One of the biggest impacts of insect loss is on the many birds, reptiles, amphibians and fish that eat insects. “If this food source is taken away, all these animals starve to death,” he said. Such cascading effects have already been seen in Puerto Rico, where a recent study revealed a 98% fall in ground insects over 35 years.

and

“If insect species losses cannot be halted, this will have catastrophic consequences for both the planet’s ecosystems and for the survival of mankind,” said Francisco Sánchez-Bayo

The Guardian article is a good QL resource. The paper has nice graphs and data but is behind a paywall.

How warm was 2018?

A number of agencies have reported that 2018 was the fourth hottest year on record. The report from NASA GIS, 2018 Fourth Warmest Year in Continued Warming Trend, According to NASA, NOAA (2/6/19) includes a short video showing the warming of the planet while including other facts. The report also includes the animated graph, copied here, with temperature trends from five different agencies.

Global temperatures in 2018 were 1.5 degrees Fahrenheit (0.83 degrees Celsius) warmer than the 1951 to 1980 mean, according to scientists at NASA’s Goddard Institute for Space Studies (GISS) in New York. Globally, 2018’s temperatures rank behind those of 2016, 2017 and 2015. The past five years are, collectively, the warmest years in the modern record.

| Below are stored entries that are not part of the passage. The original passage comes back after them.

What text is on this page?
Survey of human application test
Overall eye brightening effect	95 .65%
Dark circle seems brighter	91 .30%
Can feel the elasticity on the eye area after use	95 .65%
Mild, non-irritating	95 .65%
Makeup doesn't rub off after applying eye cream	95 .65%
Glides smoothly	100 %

The post includes a link to data.

Did a wall impact violent crime in El Paso?

Kevin Drum has an excellent post, Here’s a Closer Look at President Trump’s Big Lie About El Paso, addressing El Paso crime as an example of deceiving with charts. He first quotes the state of the union:

The border city of El Paso, Texas, used to have extremely high rates of violent crime — one of the highest in the country, and considered one of our Nation’s most dangerous cities. Now, with a powerful barrier in place, El Paso is one of our safest cities.

He then provides three charts.  The first is El Paso violent crime rate, as reported by the El Paso Police Department, from 2006 through 2013 with a line noting the wall completion in 2009. The second, copied here, is the El Paso crime rate from 1993 to 2013.  By the first graph it appears the wall had an impact by picking the low point in 2006 as the starting point, but based on the graph here it doesn’t appear the wall had much of an impact. The final graph is a selection of mid-size cities which shows El Paso has historically had a low crime rate. The post is worth reading to see all three graphs.

The FBI post crime data and a place to start is their Crime Data Explorer.  The Crime in the U.S. page is also useful.